In general, it is better to not try to communicate between map and reduce
except via the expected mechanisms.
On 4/16/08 1:33 PM, "Aayush Garg" <[EMAIL PROTECTED]> wrote:
We can not read HashMap in the configure method of the reducer because it is
called before reduce job.
I need to eliminate rows from the HashMap when all the keys are read.
Also my concern is if dataset is large will this HashMap thing work??
On Wed, Apr 16, 2008 at 10:07 PM, Ted Dunning <[EMAIL PROTECTED]> wrote:
That design is fine.
You should read your map in the configure method of the reducer.

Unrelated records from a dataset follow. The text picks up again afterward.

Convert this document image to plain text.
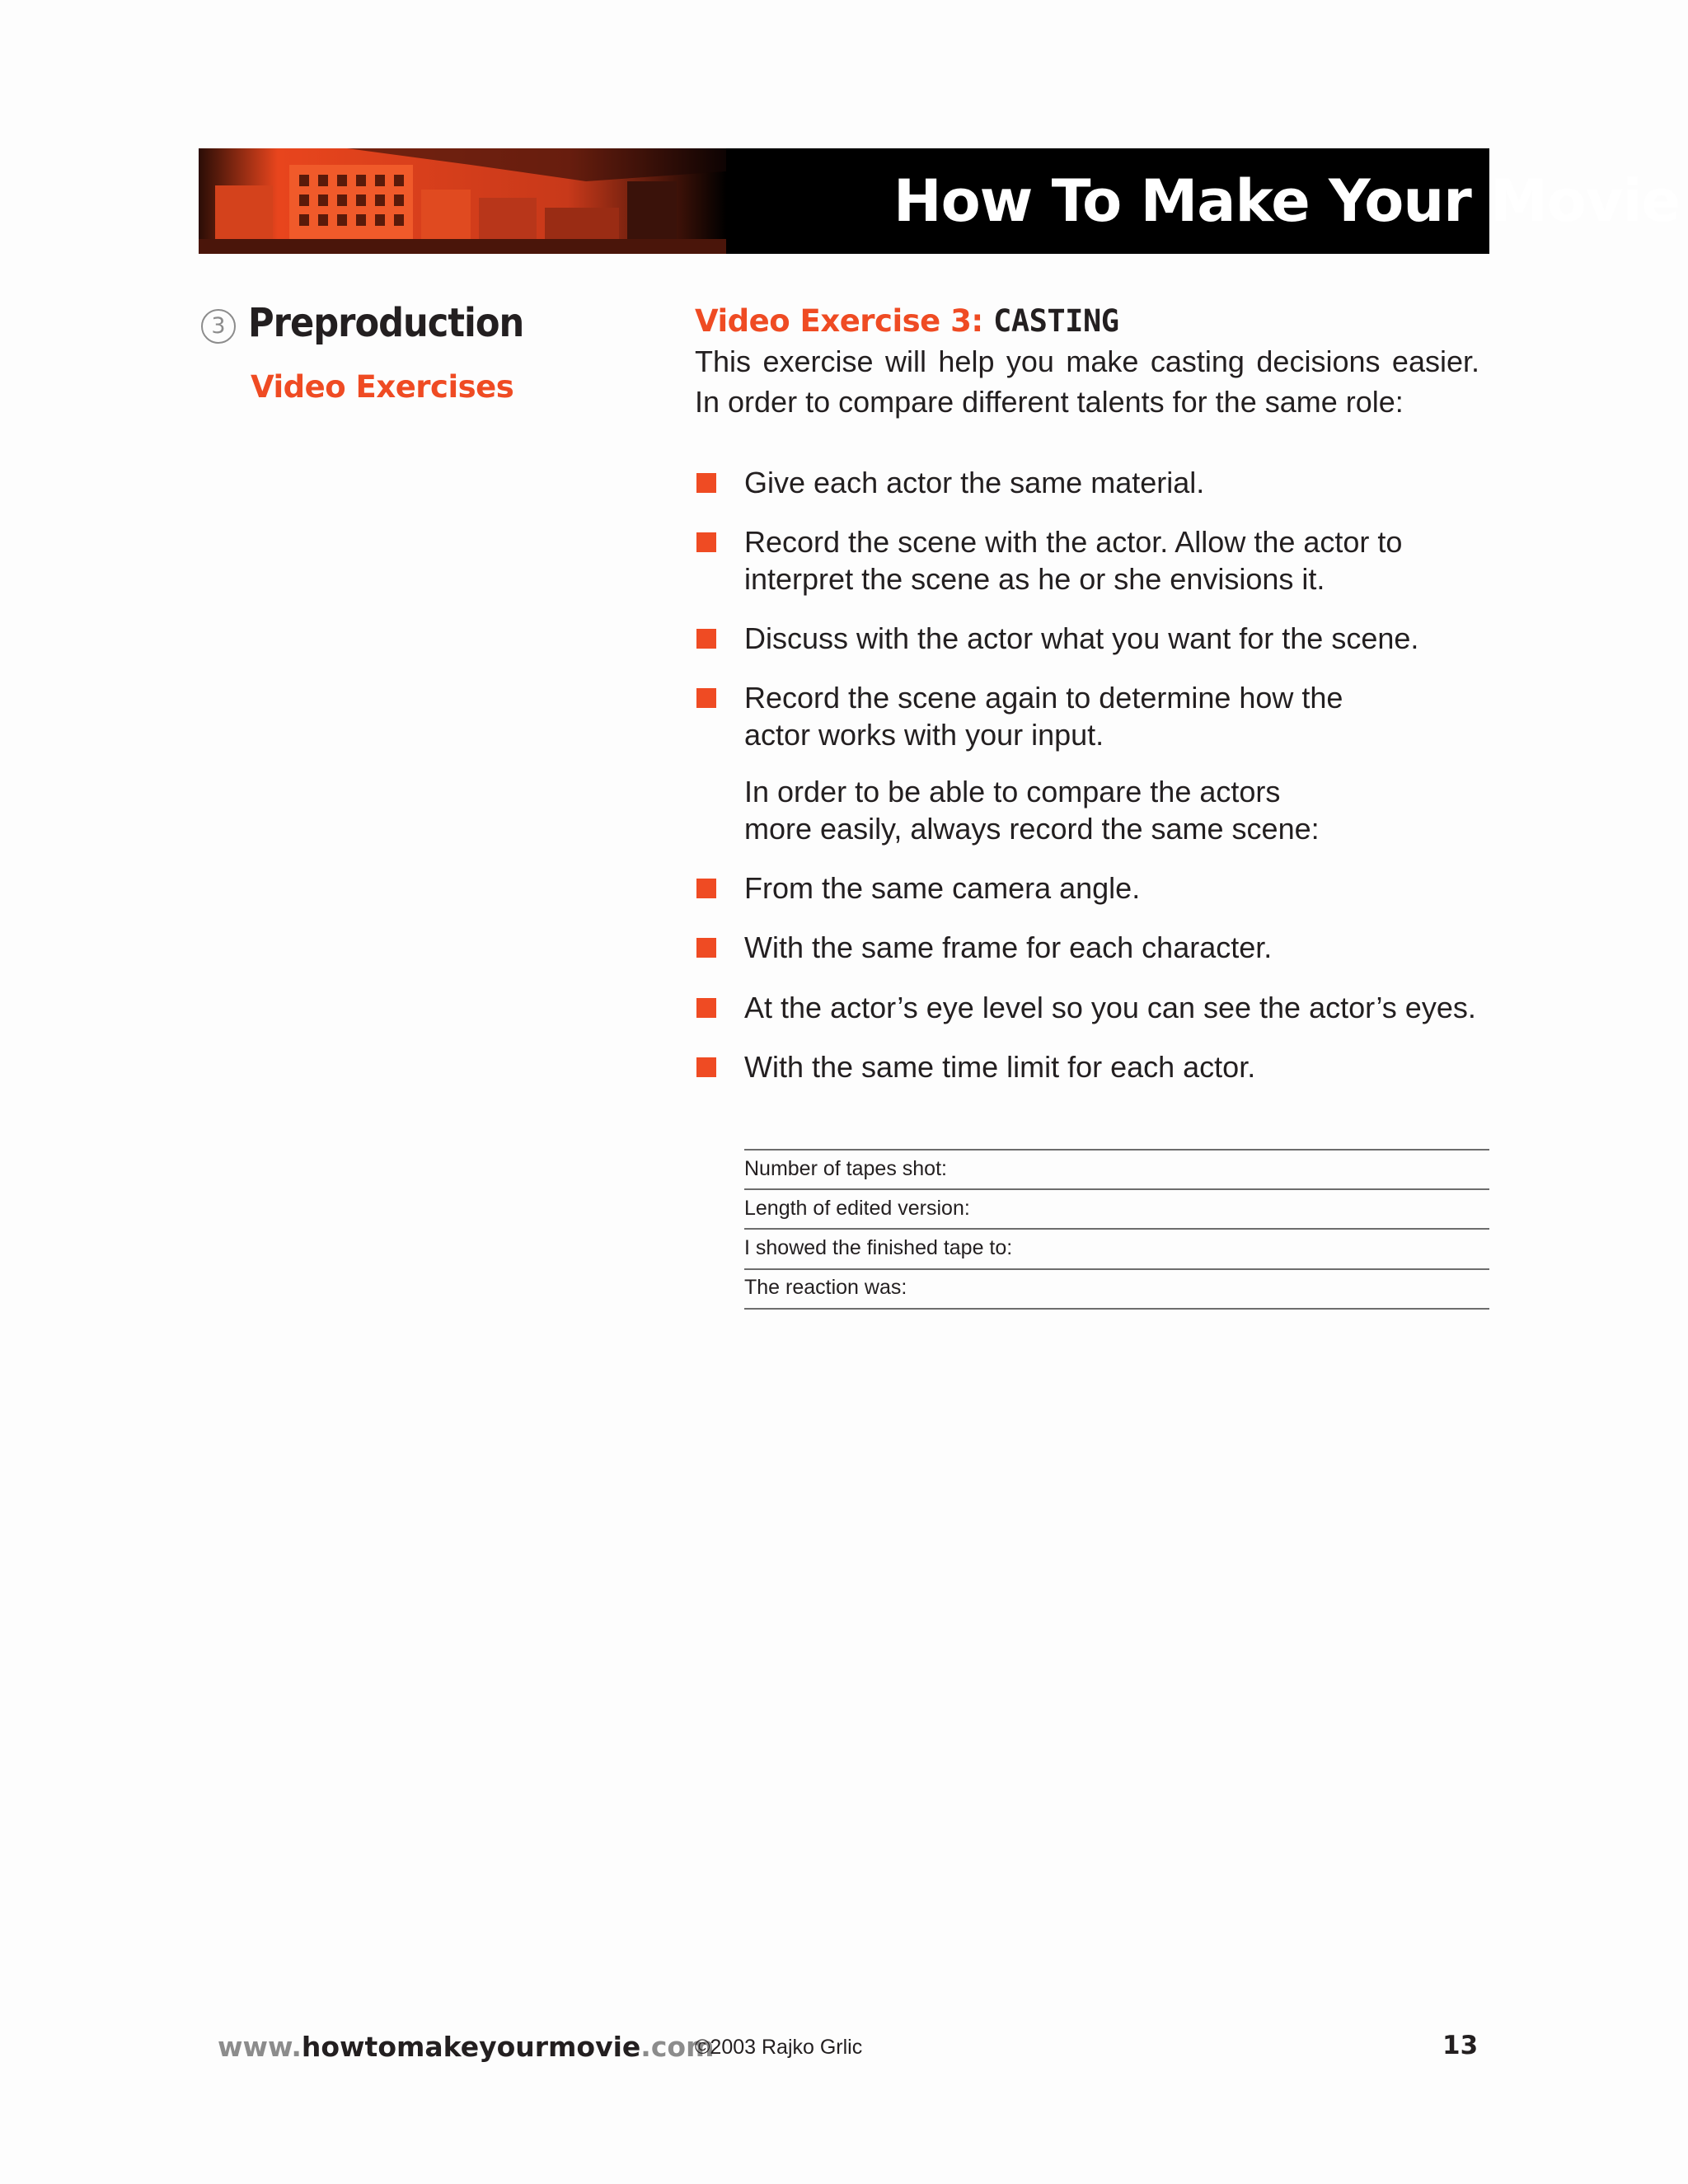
How To Make Your Movie
3 Preproduction
Video Exercises
Video Exercise 3: CASTING
This exercise will help you make casting decisions easier. In order to compare different talents for the same role:
Give each actor the same material.
Record the scene with the actor. Allow the actor to interpret the scene as he or she envisions it.
Discuss with the actor what you want for the scene.
Record the scene again to determine how the actor works with your input.
In order to be able to compare the actors more easily, always record the same scene:
From the same camera angle.
With the same frame for each character.
At the actor’s eye level so you can see the actor’s eyes.
With the same time limit for each actor.
Number of tapes shot:
Length of edited version:
I showed the finished tape to:
The reaction was:
www.howtomakeyourmovie.com
©2003 Rajko Grlic	13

There is a MapFile format supported by Hadoop, but they tend to be pretty
slow. I usually find it better to just load my hash table by hand. If
you
do this, you should use whatever format you like.
On 4/16/08 12:41 PM, "Aayush Garg" <[EMAIL PROTECTED]> wrote:
HI,
The current structure of my program is::
Upper class{
class Reduce{
reduce function(K1,V1,K2,V2){
// I count the frequency for each key
// Add output in HashMap(Key,value) instead of output.collect()
}
}
void run()
{
runjob();
// Now eliminate top frequency keys in HashMap built in reduce
function
here because only now hashmap is complete.
// Write this hashmap to a file in such a format so that I can use
this
hashmap in next MapReduce job and key of this hashmap is taken as key in
mapper function of that Map Reduce. ?? How and which format should I
choose??? Is this design and approach ok?
}
public static void main() {}
}
I hope you have got my question.
Thanks,
On Wed, Apr 16, 2008 at 8:33 AM, Amar Kamat <[EMAIL PROTECTED]>
wrote:
Aayush Garg wrote:
Hi,
Are you sure that another MR is required for eliminating some rows?
Can't I
just somehow eliminate from main() when I know the keys which are
needed
to
remove?
Can you provide some more details on how exactly are you filtering?
Amar